И только окрик Мадам Фимы мог угасить склоку, или когда в коридоре раздавалось пение громко фальшивящего певца:
– Мы конница Будённого и про нас…
Юле вспоминалось слово Константина «гнидючник» и, глядя за окно, на громадную воронку во дворе, она думала — уж не эту ли имел он в виду?
Трёхразовое питание из кухни приносил Иван: два стакана чая с сахарином и столько же очень тонко нарезанных кусочков хлеба утром и вечером, в обед — каша из крупяных концентратов на воде...
Срок путёвки Совнаркома истекал через один день, саквояжей больше не было.
Юля постоянно думала: как выжить двум беспаспортным беглецам? — но не находила ответа…
. . .
Относя вечерние стаканы и блюдце из-под хлеба на кухню, Иван увидел, что там на удивление пусто, если не считать мужика в недельной щетине на обритой голове, который сидел за столом, где нет без примусов, перед бутылкой водки и краюхой тёмного хлеба.
Внимательно и молча проследив движения Ивана, ставящего посуду рядом с керогазом, как наказывала Фима, мужик спросил:
– С какого рода войск, служивый?
– Танкист, – неохотно соврал Иван.
– Ац-тавить баки забивать старшему по званию! Правду говори, пехота! Иди-ка тут вон сядь.

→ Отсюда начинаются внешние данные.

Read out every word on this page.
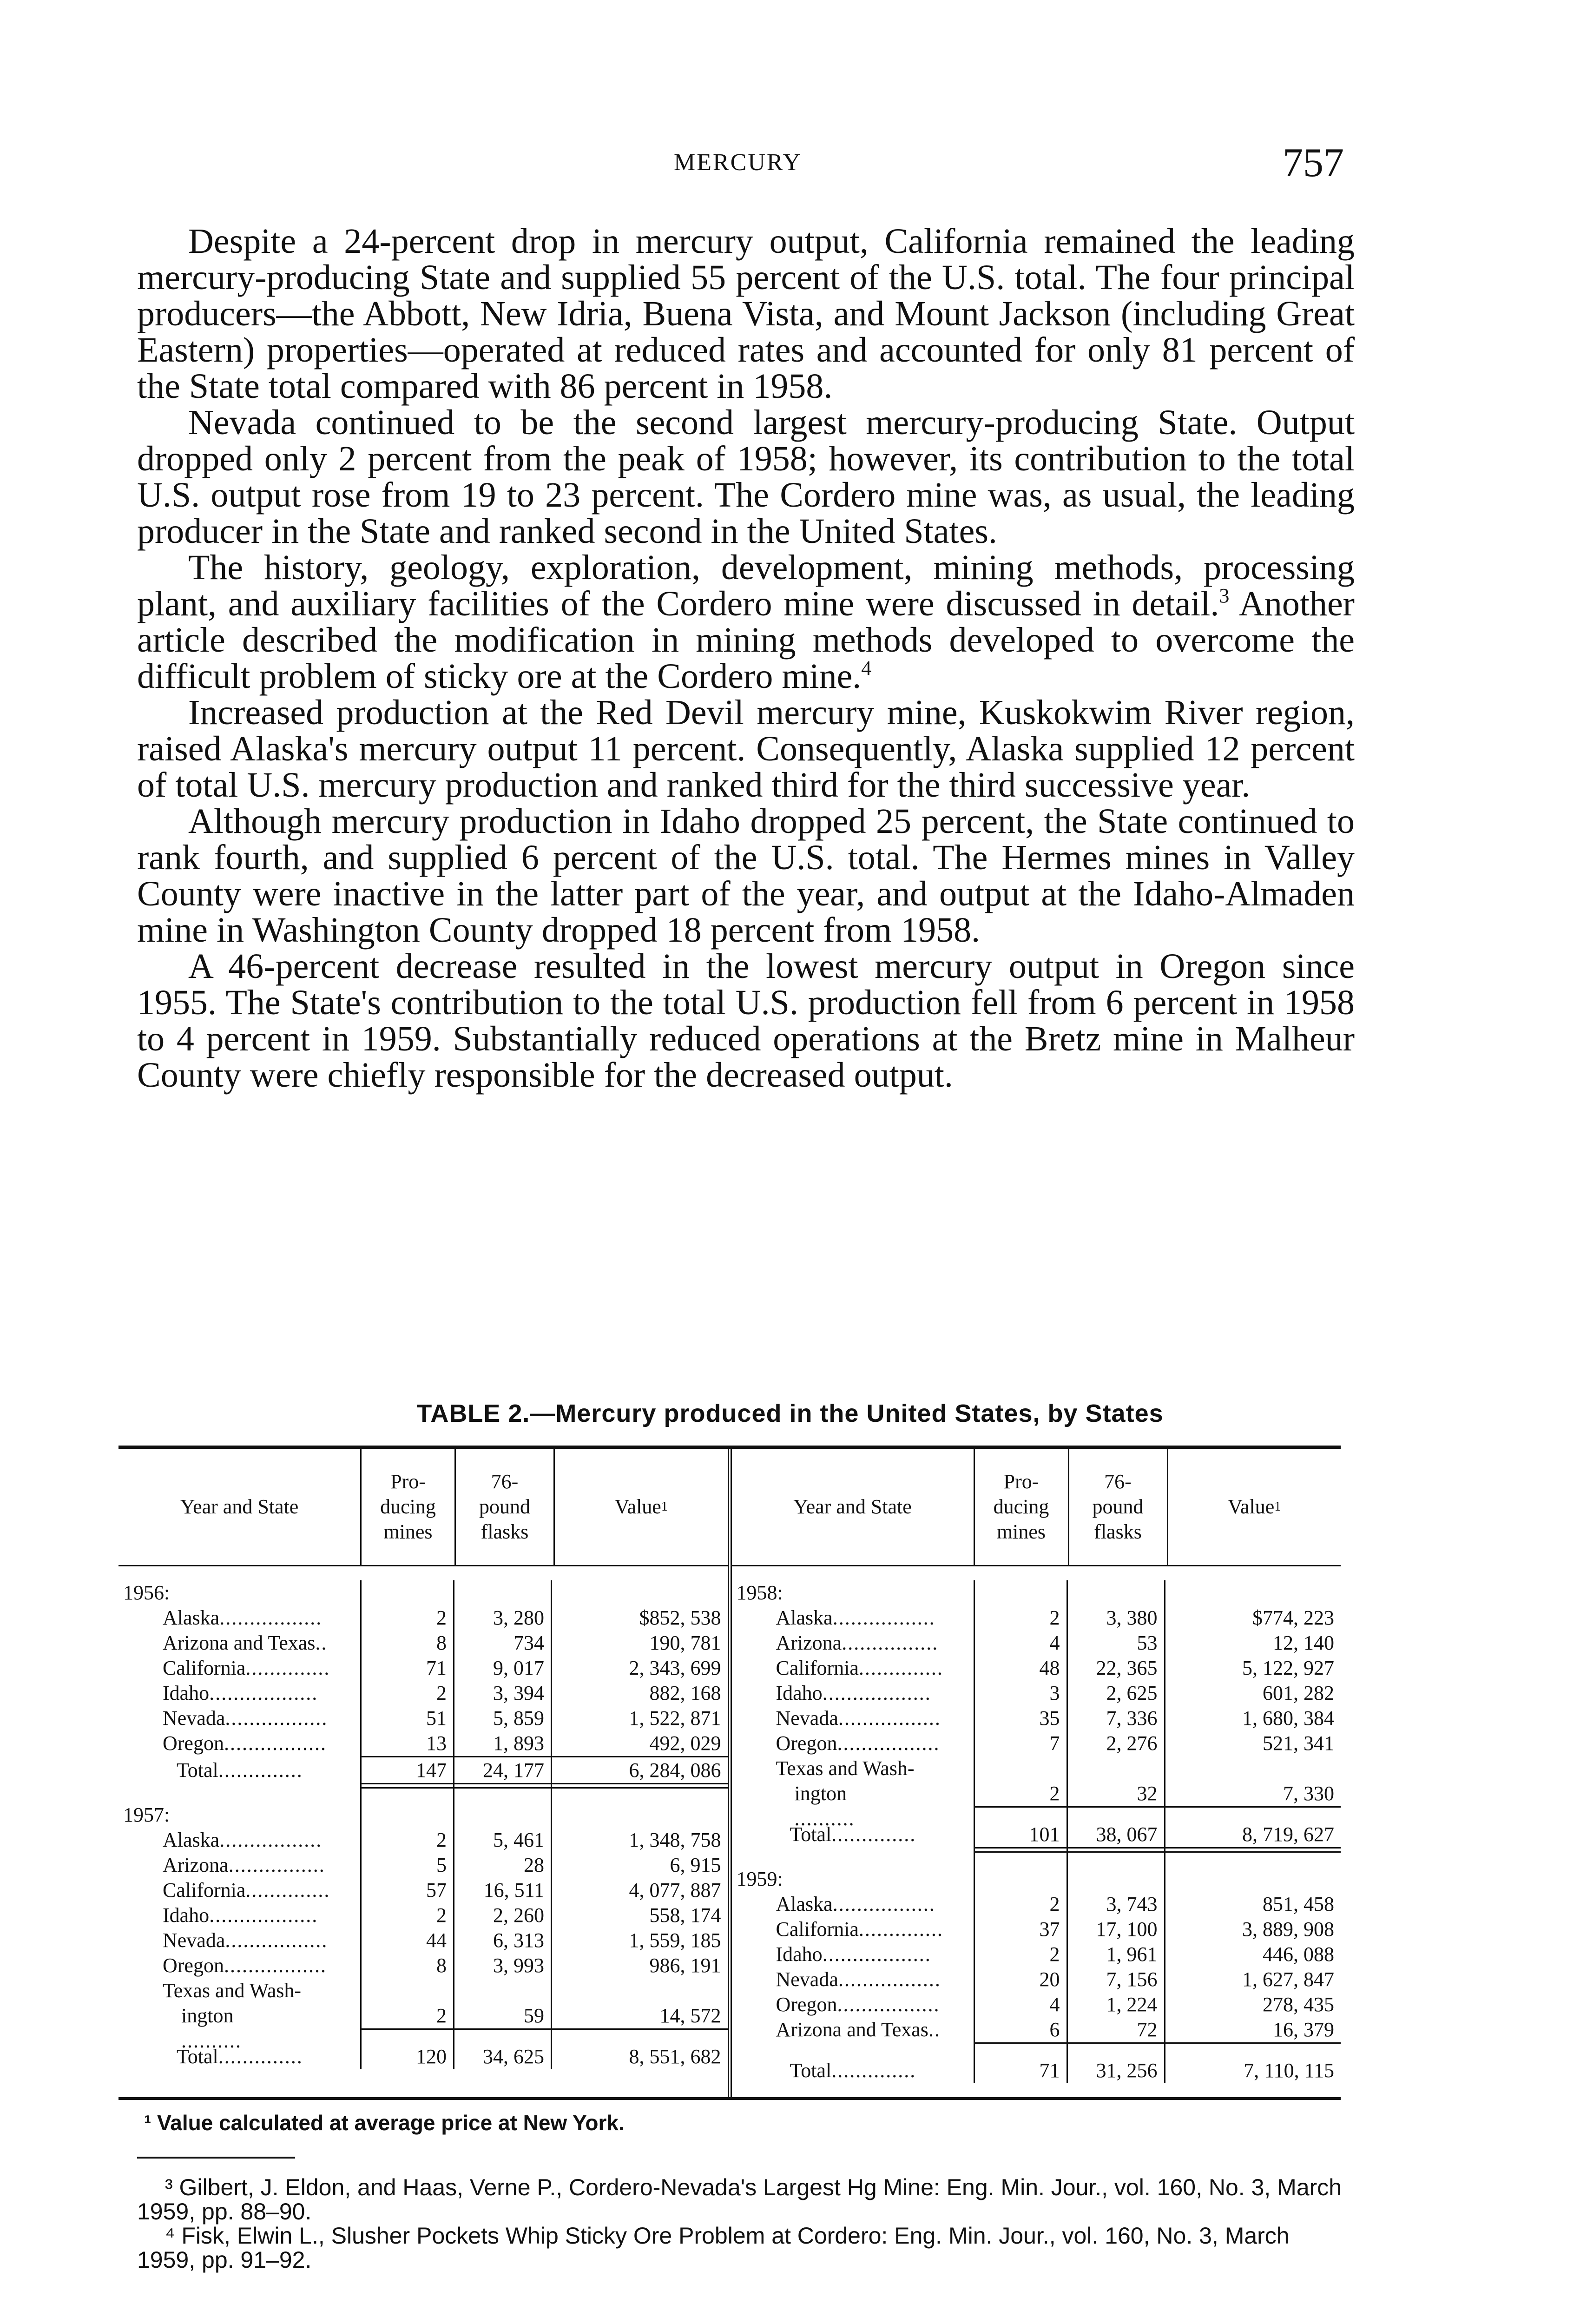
MERCURY	757

Despite a 24-percent drop in mercury output, California remained the leading mercury-producing State and supplied 55 percent of the U.S. total. The four principal producers—the Abbott, New Idria, Buena Vista, and Mount Jackson (including Great Eastern) properties—operated at reduced rates and accounted for only 81 percent of the State total compared with 86 percent in 1958.

Nevada continued to be the second largest mercury-producing State. Output dropped only 2 percent from the peak of 1958; however, its contribution to the total U.S. output rose from 19 to 23 percent. The Cordero mine was, as usual, the leading producer in the State and ranked second in the United States.

The history, geology, exploration, development, mining methods, processing plant, and auxiliary facilities of the Cordero mine were discussed in detail.$^3$ Another article described the modification in mining methods developed to overcome the difficult problem of sticky ore at the Cordero mine.$^4$

Increased production at the Red Devil mercury mine, Kuskokwim River region, raised Alaska's mercury output 11 percent. Consequently, Alaska supplied 12 percent of total U.S. mercury production and ranked third for the third successive year.

Although mercury production in Idaho dropped 25 percent, the State continued to rank fourth, and supplied 6 percent of the U.S. total. The Hermes mines in Valley County were inactive in the latter part of the year, and output at the Idaho-Almaden mine in Washington County dropped 18 percent from 1958.

A 46-percent decrease resulted in the lowest mercury output in Oregon since 1955. The State's contribution to the total U.S. production fell from 6 percent in 1958 to 4 percent in 1959. Substantially reduced operations at the Bretz mine in Malheur County were chiefly responsible for the decreased output.

TABLE 2.—Mercury produced in the United States, by States
Year and State
Pro-
ducing
mines
76-
pound
flasks
Value 1
1956:
Alaska.................	2	3, 280	$852, 538
Arizona and Texas..	8	734	190, 781
California..............	71	9, 017	2, 343, 699
Idaho..................	2	3, 394	882, 168
Nevada.................	51	5, 859	1, 522, 871
Oregon.................	13	1, 893	492, 029
Total..............	147	24, 177	6, 284, 086
1957:
Alaska.................	2	5, 461	1, 348, 758
Arizona................	5	28	6, 915
California..............	57	16, 511	4, 077, 887
Idaho..................	2	2, 260	558, 174
Nevada.................	44	6, 313	1, 559, 185
Oregon.................	8	3, 993	986, 191
Texas and Wash-
ington
..........
2	59	14, 572
Total..............	120	34, 625	8, 551, 682
Year and State
Pro-
ducing
mines
76-
pound
flasks
Value 1
1958:
Alaska.................	2	3, 380	$774, 223
Arizona................	4	53	12, 140
California..............	48	22, 365	5, 122, 927
Idaho..................	3	2, 625	601, 282
Nevada.................	35	7, 336	1, 680, 384
Oregon.................	7	2, 276	521, 341
Texas and Wash-
ington
..........
2	32	7, 330
Total..............	101	38, 067	8, 719, 627
1959:
Alaska.................	2	3, 743	851, 458
California..............	37	17, 100	3, 889, 908
Idaho..................	2	1, 961	446, 088
Nevada.................	20	7, 156	1, 627, 847
Oregon.................	4	1, 224	278, 435
Arizona and Texas..	6	72	16, 379
Total..............	71	31, 256	7, 110, 115
¹ Value calculated at average price at New York.

³ Gilbert, J. Eldon, and Haas, Verne P., Cordero-Nevada's Largest Hg Mine: Eng. Min. Jour., vol. 160, No. 3, March 1959, pp. 88–90.

⁴ Fisk, Elwin L., Slusher Pockets Whip Sticky Ore Problem at Cordero: Eng. Min. Jour., vol. 160, No. 3, March 1959, pp. 91–92.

Оглаушенный словом своего взводного, Иван послушно сел на табурет напротив незнакомца и, то поднимая глаза к прямому взгляду незнакомца, то упирая их в доски стола, признался, что он дошёл только почти до Харькова.
Тут бритоголовый присвистнул и пробормотал: «Барвенковский выступ. Стратеги, мать вашу!» – и послал Ивана взять один из только что принесённых стаканов, потому что у него самого была чайная чашка.
Иван исполнил, и спросил про имя собеседника.
– Аника Горохович. Ты дальше давай рассказывай.
Он налил им обоим водки, разломил хлеб надвое, а когда выпили, понюхал свою половинку и положил обратно.
Иван рассказал про лагерь в Штутгарте, про ящик, про сельхозработы в Эльзасе.
Всё рассказал он без утайки до самого «шевроле», с которого начался его путь возвращения на родину.
– Тут у тебя неувязочка, Иван, таких как ты и всех, нюхнувших жизнь за пределами революционных преобразований, без пересадок гонят строить светлое будущее в Заполярье. А ты тут водку пьёшь, и туфту мне гонишь.
Иван опустил голову и сделал чистосердечное признание про побег с острова Котлин.
Аника Горохович задумался, а когда на кухню заглянула Мадам Фима, сказал:
– Фима Вениаминовна, а покличьте нам сюда Самуила Яковлевича на консилиум, пожалуйста.
– Сейчас, Антон Григорьевич.
На кухне появился недостаточно выбритый пожилой человек, в очках с толстыми стёклами.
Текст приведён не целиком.